Herzog: Har Bracha settlement is in my DNA, as an Israeli, as a Jew

The president was formally the head of the Labor Party and a supporter of a two-state resolution to the Israeli-Palestinian conflict.

 Israel's President Isaac Herzog is seen at the inauguration of a religious girls school in Har Bracha, on August 31, 2021. (photo credit: Tal Kushner for the Samaria Regional Council)
Israel's President Isaac Herzog is seen at the inauguration of a religious girls school in Har Bracha, on August 31, 2021.
(photo credit: Tal Kushner for the Samaria Regional Council)

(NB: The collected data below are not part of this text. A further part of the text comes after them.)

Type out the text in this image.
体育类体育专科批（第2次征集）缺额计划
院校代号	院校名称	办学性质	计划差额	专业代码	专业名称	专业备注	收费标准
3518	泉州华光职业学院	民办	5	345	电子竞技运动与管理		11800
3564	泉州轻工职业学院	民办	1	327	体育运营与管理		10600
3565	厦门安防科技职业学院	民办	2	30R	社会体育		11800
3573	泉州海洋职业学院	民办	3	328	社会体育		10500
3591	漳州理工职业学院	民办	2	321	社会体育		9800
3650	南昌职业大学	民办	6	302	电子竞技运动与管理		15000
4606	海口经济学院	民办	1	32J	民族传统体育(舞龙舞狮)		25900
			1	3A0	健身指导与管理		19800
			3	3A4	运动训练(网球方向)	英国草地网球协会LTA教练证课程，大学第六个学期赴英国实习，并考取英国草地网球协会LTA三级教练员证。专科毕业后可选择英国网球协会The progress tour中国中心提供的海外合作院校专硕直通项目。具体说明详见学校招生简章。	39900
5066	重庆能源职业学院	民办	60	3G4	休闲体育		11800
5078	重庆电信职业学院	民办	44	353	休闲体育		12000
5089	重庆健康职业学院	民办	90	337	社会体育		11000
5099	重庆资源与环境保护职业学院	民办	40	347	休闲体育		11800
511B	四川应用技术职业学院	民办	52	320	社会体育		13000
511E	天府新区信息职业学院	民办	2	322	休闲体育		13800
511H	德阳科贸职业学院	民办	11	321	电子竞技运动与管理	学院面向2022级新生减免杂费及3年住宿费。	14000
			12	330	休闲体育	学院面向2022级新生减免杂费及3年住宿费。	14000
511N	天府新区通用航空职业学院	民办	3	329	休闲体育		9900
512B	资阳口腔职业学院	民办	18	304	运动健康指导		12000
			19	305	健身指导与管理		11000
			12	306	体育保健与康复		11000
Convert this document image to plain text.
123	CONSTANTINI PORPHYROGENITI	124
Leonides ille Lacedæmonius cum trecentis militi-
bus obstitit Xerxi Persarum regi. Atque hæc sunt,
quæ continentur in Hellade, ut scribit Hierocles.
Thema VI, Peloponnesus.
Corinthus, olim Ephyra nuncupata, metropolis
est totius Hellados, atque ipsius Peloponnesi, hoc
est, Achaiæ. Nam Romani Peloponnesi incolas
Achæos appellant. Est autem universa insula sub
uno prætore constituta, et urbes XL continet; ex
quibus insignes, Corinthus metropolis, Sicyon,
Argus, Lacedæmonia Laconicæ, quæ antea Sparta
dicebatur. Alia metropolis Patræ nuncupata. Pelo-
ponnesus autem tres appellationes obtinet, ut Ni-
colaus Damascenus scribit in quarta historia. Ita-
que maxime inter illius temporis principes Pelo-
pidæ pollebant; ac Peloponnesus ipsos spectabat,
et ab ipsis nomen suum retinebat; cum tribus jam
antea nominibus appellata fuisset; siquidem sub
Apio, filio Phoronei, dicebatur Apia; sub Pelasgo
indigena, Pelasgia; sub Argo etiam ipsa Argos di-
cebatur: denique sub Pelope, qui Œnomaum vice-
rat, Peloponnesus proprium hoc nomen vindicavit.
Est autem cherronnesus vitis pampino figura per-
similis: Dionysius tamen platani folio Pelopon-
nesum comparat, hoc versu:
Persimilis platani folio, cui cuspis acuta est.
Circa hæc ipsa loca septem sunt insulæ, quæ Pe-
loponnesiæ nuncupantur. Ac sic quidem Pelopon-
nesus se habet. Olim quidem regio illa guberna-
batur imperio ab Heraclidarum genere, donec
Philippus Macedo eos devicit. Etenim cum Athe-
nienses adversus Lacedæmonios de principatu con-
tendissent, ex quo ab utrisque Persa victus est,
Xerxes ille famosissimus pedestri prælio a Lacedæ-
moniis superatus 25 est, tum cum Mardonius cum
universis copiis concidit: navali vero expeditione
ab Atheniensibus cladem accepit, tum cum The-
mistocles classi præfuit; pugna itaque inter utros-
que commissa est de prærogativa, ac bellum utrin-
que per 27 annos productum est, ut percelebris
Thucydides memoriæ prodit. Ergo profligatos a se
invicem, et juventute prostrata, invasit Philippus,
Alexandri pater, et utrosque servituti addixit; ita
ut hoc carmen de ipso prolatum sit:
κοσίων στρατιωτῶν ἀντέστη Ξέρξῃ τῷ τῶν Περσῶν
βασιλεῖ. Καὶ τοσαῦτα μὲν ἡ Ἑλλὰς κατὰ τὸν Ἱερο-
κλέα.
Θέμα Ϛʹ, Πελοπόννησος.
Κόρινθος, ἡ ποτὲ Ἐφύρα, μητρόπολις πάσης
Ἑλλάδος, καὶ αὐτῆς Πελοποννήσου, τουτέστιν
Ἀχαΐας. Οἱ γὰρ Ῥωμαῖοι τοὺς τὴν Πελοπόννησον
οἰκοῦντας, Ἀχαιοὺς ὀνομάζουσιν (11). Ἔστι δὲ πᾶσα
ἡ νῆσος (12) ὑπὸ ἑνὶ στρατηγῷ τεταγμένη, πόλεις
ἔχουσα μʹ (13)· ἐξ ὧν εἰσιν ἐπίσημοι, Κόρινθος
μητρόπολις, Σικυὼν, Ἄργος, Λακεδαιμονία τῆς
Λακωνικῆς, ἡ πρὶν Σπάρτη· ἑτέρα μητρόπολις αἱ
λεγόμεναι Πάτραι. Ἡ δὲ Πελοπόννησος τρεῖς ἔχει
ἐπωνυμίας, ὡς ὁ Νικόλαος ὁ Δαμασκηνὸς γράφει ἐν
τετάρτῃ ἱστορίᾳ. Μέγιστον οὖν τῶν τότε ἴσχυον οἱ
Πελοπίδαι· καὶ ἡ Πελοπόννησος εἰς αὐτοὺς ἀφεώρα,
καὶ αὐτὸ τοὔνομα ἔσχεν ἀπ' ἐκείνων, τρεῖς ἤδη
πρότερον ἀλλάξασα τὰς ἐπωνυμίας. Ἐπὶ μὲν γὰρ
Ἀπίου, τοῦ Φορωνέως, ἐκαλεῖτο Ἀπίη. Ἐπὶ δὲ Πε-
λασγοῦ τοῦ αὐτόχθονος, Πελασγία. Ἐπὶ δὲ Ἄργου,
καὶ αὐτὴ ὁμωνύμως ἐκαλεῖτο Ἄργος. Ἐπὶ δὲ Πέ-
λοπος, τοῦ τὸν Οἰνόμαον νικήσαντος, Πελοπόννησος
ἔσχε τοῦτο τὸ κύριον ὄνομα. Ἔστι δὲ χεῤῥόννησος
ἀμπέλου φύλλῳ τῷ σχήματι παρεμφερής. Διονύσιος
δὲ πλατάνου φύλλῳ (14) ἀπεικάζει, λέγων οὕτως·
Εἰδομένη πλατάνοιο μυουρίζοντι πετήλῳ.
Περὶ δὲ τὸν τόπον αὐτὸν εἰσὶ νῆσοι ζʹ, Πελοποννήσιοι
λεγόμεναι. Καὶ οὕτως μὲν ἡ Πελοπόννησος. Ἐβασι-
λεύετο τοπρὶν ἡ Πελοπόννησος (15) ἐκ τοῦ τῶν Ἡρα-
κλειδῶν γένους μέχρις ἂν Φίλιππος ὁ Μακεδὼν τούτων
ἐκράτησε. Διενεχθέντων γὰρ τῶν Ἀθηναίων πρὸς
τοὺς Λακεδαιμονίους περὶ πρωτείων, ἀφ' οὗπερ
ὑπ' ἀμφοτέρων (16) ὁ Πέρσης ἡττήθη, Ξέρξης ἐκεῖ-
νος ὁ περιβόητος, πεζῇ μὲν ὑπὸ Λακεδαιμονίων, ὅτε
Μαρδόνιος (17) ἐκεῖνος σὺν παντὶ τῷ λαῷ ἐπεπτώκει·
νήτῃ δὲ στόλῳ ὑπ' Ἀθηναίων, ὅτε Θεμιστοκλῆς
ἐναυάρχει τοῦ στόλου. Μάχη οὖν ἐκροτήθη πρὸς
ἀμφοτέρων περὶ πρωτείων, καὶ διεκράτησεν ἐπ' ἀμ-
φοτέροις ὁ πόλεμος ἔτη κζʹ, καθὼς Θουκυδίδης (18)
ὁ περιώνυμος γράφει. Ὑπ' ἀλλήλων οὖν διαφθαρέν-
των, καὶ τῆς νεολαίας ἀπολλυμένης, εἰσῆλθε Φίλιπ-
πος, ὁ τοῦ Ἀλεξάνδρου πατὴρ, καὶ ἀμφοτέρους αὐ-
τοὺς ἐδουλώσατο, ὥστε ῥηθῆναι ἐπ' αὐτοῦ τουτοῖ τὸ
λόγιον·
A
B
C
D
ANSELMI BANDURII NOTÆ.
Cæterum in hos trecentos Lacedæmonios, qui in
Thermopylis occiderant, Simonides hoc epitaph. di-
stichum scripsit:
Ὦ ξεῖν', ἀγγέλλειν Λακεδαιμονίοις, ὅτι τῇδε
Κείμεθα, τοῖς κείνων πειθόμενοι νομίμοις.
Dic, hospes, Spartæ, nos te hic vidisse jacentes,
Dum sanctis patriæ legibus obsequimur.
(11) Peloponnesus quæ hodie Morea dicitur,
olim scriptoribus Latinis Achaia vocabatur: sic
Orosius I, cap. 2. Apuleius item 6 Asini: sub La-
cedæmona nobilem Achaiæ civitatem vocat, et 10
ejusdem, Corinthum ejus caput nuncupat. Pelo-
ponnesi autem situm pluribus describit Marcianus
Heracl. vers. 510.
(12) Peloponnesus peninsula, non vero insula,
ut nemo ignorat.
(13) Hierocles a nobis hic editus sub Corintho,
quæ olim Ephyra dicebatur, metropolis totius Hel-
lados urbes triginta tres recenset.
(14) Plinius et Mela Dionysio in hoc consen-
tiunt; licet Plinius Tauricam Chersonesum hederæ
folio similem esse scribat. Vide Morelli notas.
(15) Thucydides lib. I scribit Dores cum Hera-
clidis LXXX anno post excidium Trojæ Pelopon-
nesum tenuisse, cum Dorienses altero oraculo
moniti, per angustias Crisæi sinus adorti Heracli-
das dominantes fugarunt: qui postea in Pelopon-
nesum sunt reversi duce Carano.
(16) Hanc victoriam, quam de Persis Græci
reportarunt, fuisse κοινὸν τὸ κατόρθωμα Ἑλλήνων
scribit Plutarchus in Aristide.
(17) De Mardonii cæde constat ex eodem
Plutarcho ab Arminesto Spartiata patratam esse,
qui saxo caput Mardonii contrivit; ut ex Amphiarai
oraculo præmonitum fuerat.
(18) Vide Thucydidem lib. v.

President Isaac Herzog gave a boost of support to the West Bank settlements when he visited two of them on Tuesday to mark the opening of the school year.

“The Har Bracha settlement is in my DNA as an Israeli and as a Jew,” Herzog said he inaugurated a new building for a religious girls high school in the hilltop community of approximately 3,000 people.

Located in the Samaria region of the West Bank, it overlooks the Palestinian city of Nablus and is considered to be an isolated settlement, but there are plans to eventually transform it into a city.

This was not, Herzog noted, his first visit to the settlement or to the region.

The President was formally the head of the Labor party and a supporter of a two-state resolution to the Israeli-Palestinian conflict. His party in the past has blocked the concept of including only high-population areas within the permanent boundaries of the state of Israel.

He is also among those Israeli leaders who speaks with Palestinian Authority President Mahmoud Abbas.

Palestinian President Mahmoud Abbas makes a statement as he attends the Revolutionary Council Meeting of Fatah Movement at the Palestinian Presidential Office in Ramallah, on December 18, 2019. (credit: FLASH90)
Palestinian President Mahmoud Abbas makes a statement as he attends the Revolutionary Council Meeting of Fatah Movement at the Palestinian Presidential Office in Ramallah, on December 18, 2019. (credit: FLASH90)

On Tuesday, while in Samaria however, Herzog said, “I want to put aside for a moment the political debates regarding a final status arrangement with our Palestinian neighbors to speak of a simple truth – the Jewish people’s deep connection [to] this space [Judea and Samaria], which cannot be denied or diminished.”

He added, “Every visit to Samaria is a dive into the depths of our history. Past and present are conflated together here between the mountains.”

Herzog also visit the Sal’it settlement, a community of some 1,300 people, to inaugurate a Montessori school.

Samaria Regional Council head Yossi Dagan who accompanied Herzog recalled how Herzog’s father (former president Chaim Herzog) had visited the Samaria region to help celebrate its first decade of renewed Jewish settlement.

Dagan recalled that Herzog had visited Har Bracha as an opposition leader in the Knesset to pay a shiva call on the family of Rabbi Itamar Ben-Gal, who was killed in 2018 at age 29, while he waited for a bus outside the nearby Ariel settlement.

“I thank you for the love you have for the entire nation of Israel,” Dagan said of Herzog. He also thanked Herzog for “the respect you have shown Samaria residents in all your past positions as a minister and as the opposition head. You were with us when you needed to be and strengthened us with your love for Israel,” Dagan said.